Yoritomo and his followers were sheltered by Gyōjitsu, the head priest of Hakone Shrine, before Yoritomo fled by sea from Cape Manazuru to the Bōsō Peninsula in Awa Province in the south of present-day Chiba Prefecture on September 28, 1180. When Yoritomo stopped in the Ebado area of present-day Isumi on the Bōsō Peninsula, he was deeply moved when a local farmer offered him a bundle of straw to sit on as a cushion while he rested on a small hill. He then bestowed the surname "Ichikawa" (meaning "one straw") upon the farmer.

==Resuming the war against the Taira Clan==
Yoritomo reunited with the remnants of the Miura forces and other allies in Awa Province.
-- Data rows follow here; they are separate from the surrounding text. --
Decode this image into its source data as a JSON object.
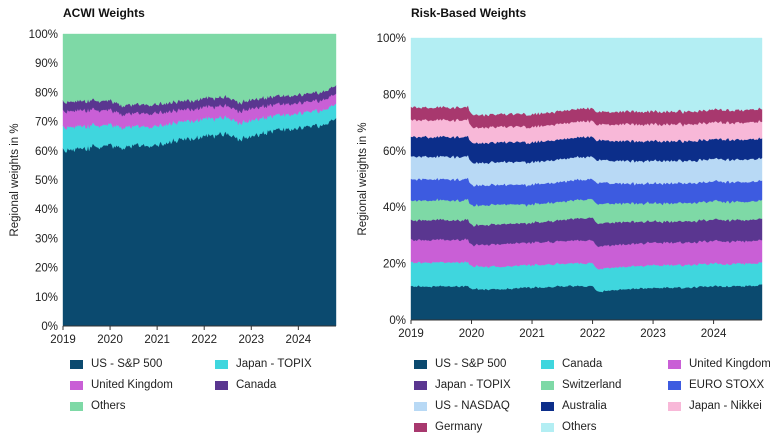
{
  "chart_data": [
    {
      "type": "area",
      "title": "ACWI Weights",
      "xlabel": "",
      "ylabel": "Regional weights in %",
      "ylim": [
        0,
        100
      ],
      "yticks": [
        "0%",
        "10%",
        "20%",
        "30%",
        "40%",
        "50%",
        "60%",
        "70%",
        "80%",
        "90%",
        "100%"
      ],
      "xlim": [
        2019,
        2024.8
      ],
      "xticks": [
        "2019",
        "2020",
        "2021",
        "2022",
        "2023",
        "2024"
      ],
      "legend_position": "bottom",
      "x": [
        2019.0,
        2019.5,
        2020.0,
        2020.25,
        2020.5,
        2021.0,
        2021.5,
        2022.0,
        2022.5,
        2022.75,
        2023.0,
        2023.5,
        2024.0,
        2024.5,
        2024.8
      ],
      "series": [
        {
          "name": "US - S&P 500",
          "color": "#0b4a6f",
          "values": [
            60,
            61,
            62,
            61,
            62,
            62,
            64,
            65,
            66,
            64,
            65,
            67,
            68,
            69,
            71
          ]
        },
        {
          "name": "Japan - TOPIX",
          "color": "#3fd6de",
          "values": [
            8,
            7.5,
            7,
            7,
            6.5,
            6.5,
            6,
            6,
            5.5,
            5.5,
            5.5,
            5,
            5,
            5,
            5
          ]
        },
        {
          "name": "United Kingdom",
          "color": "#c95fd6",
          "values": [
            5.5,
            5.5,
            5,
            4.5,
            4.5,
            4.5,
            4,
            4,
            4,
            4,
            4,
            3.8,
            3.5,
            3.5,
            3.5
          ]
        },
        {
          "name": "Canada",
          "color": "#5a3690",
          "values": [
            3.2,
            3.2,
            3.2,
            3,
            3,
            3,
            3,
            3,
            3,
            3,
            3,
            2.8,
            2.8,
            2.8,
            2.8
          ]
        },
        {
          "name": "Others",
          "color": "#7ed9a6",
          "values": [
            23.3,
            22.8,
            22.8,
            24.5,
            24,
            24,
            23,
            22,
            21.5,
            23.5,
            22.5,
            21.4,
            20.7,
            19.7,
            17.7
          ]
        }
      ]
    },
    {
      "type": "area",
      "title": "Risk-Based Weights",
      "xlabel": "",
      "ylabel": "Regional weights in %",
      "ylim": [
        0,
        100
      ],
      "yticks": [
        "0%",
        "20%",
        "40%",
        "60%",
        "80%",
        "100%"
      ],
      "xlim": [
        2019,
        2024.8
      ],
      "xticks": [
        "2019",
        "2020",
        "2021",
        "2022",
        "2023",
        "2024"
      ],
      "legend_position": "bottom",
      "x": [
        2019.0,
        2019.5,
        2019.95,
        2020.0,
        2020.5,
        2021.0,
        2021.5,
        2022.0,
        2022.1,
        2022.5,
        2023.0,
        2023.5,
        2024.0,
        2024.5,
        2024.8
      ],
      "series": [
        {
          "name": "US - S&P 500",
          "color": "#0b4a6f",
          "values": [
            12,
            12,
            12,
            11,
            11,
            11.5,
            12,
            12,
            10,
            11,
            11.5,
            11.5,
            12,
            12,
            12.5
          ]
        },
        {
          "name": "Canada",
          "color": "#3fd6de",
          "values": [
            8.5,
            8.5,
            8.5,
            8,
            8,
            8,
            8,
            8,
            8,
            8,
            8,
            8,
            8,
            8,
            8
          ]
        },
        {
          "name": "United Kingdom",
          "color": "#c95fd6",
          "values": [
            8,
            8,
            8,
            7.5,
            8,
            8,
            8,
            8,
            8,
            8,
            8,
            8,
            8,
            8,
            8
          ]
        },
        {
          "name": "Japan - TOPIX",
          "color": "#5a3690",
          "values": [
            7,
            7,
            7,
            7,
            7,
            7,
            7.5,
            8,
            8,
            8,
            7.5,
            7.5,
            7.5,
            7.5,
            7.5
          ]
        },
        {
          "name": "Switzerland",
          "color": "#7ed9a6",
          "values": [
            7,
            7,
            7,
            7,
            7,
            6.5,
            6.5,
            6.5,
            7,
            6.5,
            6.5,
            6.5,
            6.5,
            6.5,
            6.5
          ]
        },
        {
          "name": "EURO STOXX",
          "color": "#3d5be0",
          "values": [
            7.5,
            7.5,
            7.5,
            7,
            7,
            7,
            7,
            7,
            7.5,
            7,
            7,
            7,
            7,
            7,
            7
          ]
        },
        {
          "name": "US - NASDAQ",
          "color": "#b8d9f5",
          "values": [
            8,
            8,
            8,
            8,
            8,
            8,
            8,
            8,
            8,
            8,
            8,
            8,
            8,
            8,
            8
          ]
        },
        {
          "name": "Australia",
          "color": "#0c2e8a",
          "values": [
            7,
            7,
            7,
            7,
            7,
            7,
            7,
            7,
            7,
            7,
            7,
            7,
            7,
            7,
            7
          ]
        },
        {
          "name": "Japan - Nikkei",
          "color": "#f8b8d8",
          "values": [
            6,
            6,
            6,
            5.5,
            5.5,
            5.5,
            5.5,
            5.5,
            5.5,
            6,
            6,
            6,
            6,
            6,
            6
          ]
        },
        {
          "name": "Germany",
          "color": "#a8386e",
          "values": [
            4.5,
            4.5,
            4.5,
            4.5,
            4.5,
            4.5,
            4.5,
            4.5,
            4.5,
            4.5,
            4.5,
            4.5,
            4.5,
            4.5,
            4.5
          ]
        },
        {
          "name": "Others",
          "color": "#b3eef3",
          "values": [
            24.5,
            24.5,
            24.5,
            27.5,
            27,
            27,
            26,
            24.5,
            26.5,
            26,
            26,
            26,
            25.5,
            25.5,
            25
          ]
        }
      ]
    }
  ],
  "legends": [
    {
      "rows": [
        [
          "US - S&P 500",
          "Japan - TOPIX"
        ],
        [
          "United Kingdom",
          "Canada"
        ],
        [
          "Others"
        ]
      ]
    },
    {
      "rows": [
        [
          "US - S&P 500",
          "Canada",
          "United Kingdom"
        ],
        [
          "Japan - TOPIX",
          "Switzerland",
          "EURO STOXX"
        ],
        [
          "US - NASDAQ",
          "Australia",
          "Japan - Nikkei"
        ],
        [
          "Germany",
          "Others"
        ]
      ]
    }
  ]
}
In September Yoritomo and his allies advanced northward through the Bōsō Peninsula, reaching the Katsushika District in Shimōsa Province by the end of September. During this time, the Anzai, Chiba, and Kazusa clans, among others, joined his forces, swelling his army to tens of thousands of cavalry. These warriors from eastern Japan advanced, defeating the Taira clan's local officials and powerful families who had been oppressing Yoritomo's allies at the Battle of Yūki Beach. Powerful warriors from Musashi Province also joined, and after crossing the Sumida River and entering Musashi Province, Yoritomo entered Kamakura on October 6th.

On October 20th, at the Battle of Fujigawa, Yoritomo, allied with the Kai Genji clan led by Takeda Nobuyoshi, defeated the forces of Taira no Koremori, who had been dispatched from Kyoto. After this, Yoritomo gradually established his hegemony in the Bando region by overcoming conflicts with powerful families who did not submit to him, such as the Satake and Nitta clans.

Ōba Kagechika and Ito Sukechika, who had defeated Yoritomo at the Battle of Ishibashiyama, attempted to join the Taira forces but failed. Kagechika surrendered but was not pardoned and was executed, while Sukechika was captured and committed suicide. Hatano Yoshitsune also committed suicide after being pursued by Yoritomo's forces.

Yoritomo ultimately defeated both the Taira Clan and his rivals within the Minamoto Clan, going on to establish the first shogunate (bakufu) at Kamakura, thus beginning the feudal age in Japan, which lasted until the 17th century.